With the General Index near multi-year highs and many listed companies posting strong earnings, the question for investors is no longer which stocks have risen the most, but which ones remain undervalued and which ones have already priced in market expectations.
Beta Securities’ comparative analysis (as of the close of trading on June 18, 2026) compares each Greek stock with its international competitors. Of course, investors should be aware that “cheap” does not necessarily mean a good investment, nor does “expensive” mean a bad one. A premium often reflects superior growth. It is worth noting that several of the “expensive” stocks are also among the year’s top performers.
Titan: The cement industry shows the largest discount: it trades at a P/E ratio approximately 42% lower than the average for international building materials producers, with a corresponding discount in EV/EBITDA as well. This striking figure, however, requires some clarification: the average of 23x is “inflated” mainly by the expensive U.S. stocks in the sector (Vulcan, Martin Marietta). Compared to European cement companies—Heidelberg at 14.1x, Cementir at 12.8x—Titan is significantly less undervalued than the “42%” figure suggests.

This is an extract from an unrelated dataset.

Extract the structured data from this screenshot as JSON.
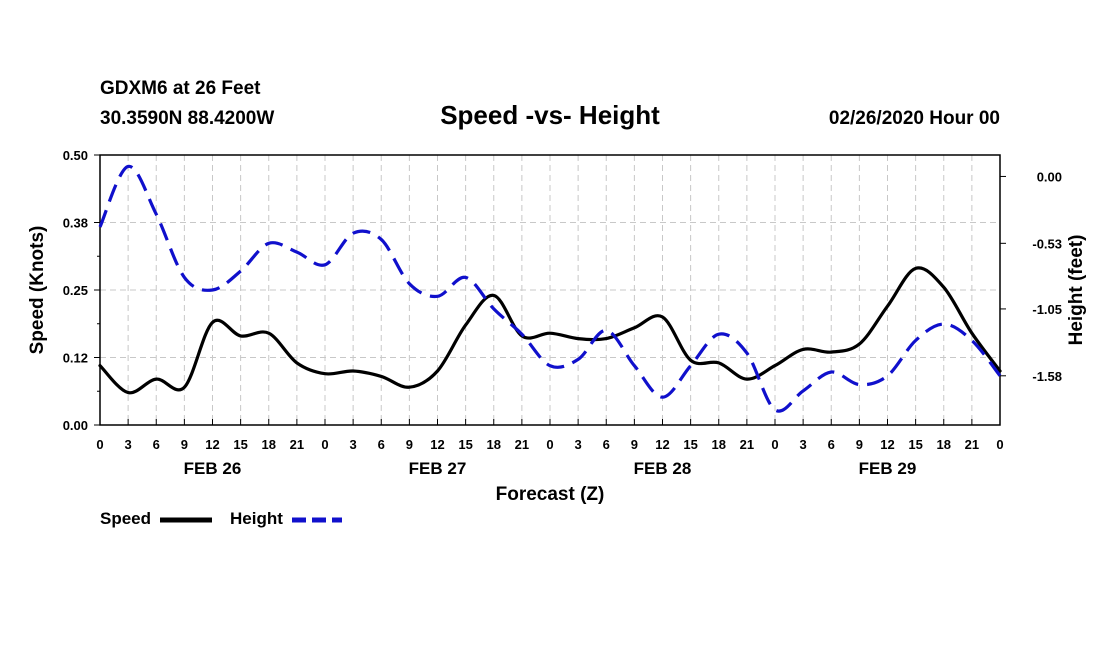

Jumbo: The stock is valued at approximately 42% below that of comparable European and international retail companies, despite strong profitability, high cash generation, and essentially negative net debt. However, the stock’s recent performance is a cause for concern, with a negative return of nearly 19% over the past six months.
Motor Oil: With a P/E ratio of just 5.8 times 2026 earnings, it is trading about 28% below the European refining sector. At the same time, however, in terms of EV/EBITDA, Greek refineries are trading at a premium relative to their European peers.
HelleniQ Energy: It is trading at a discount of approximately 19% in terms of earnings compared to European refining groups. The same caveat applies as with Motor Oil.
Cenergy Holdings: With an absolute P/E of 20.7x, it appears expensive, but compared to its own peers (Prysmian, Nexans, NKT), it is trading at a discount of approximately 19%.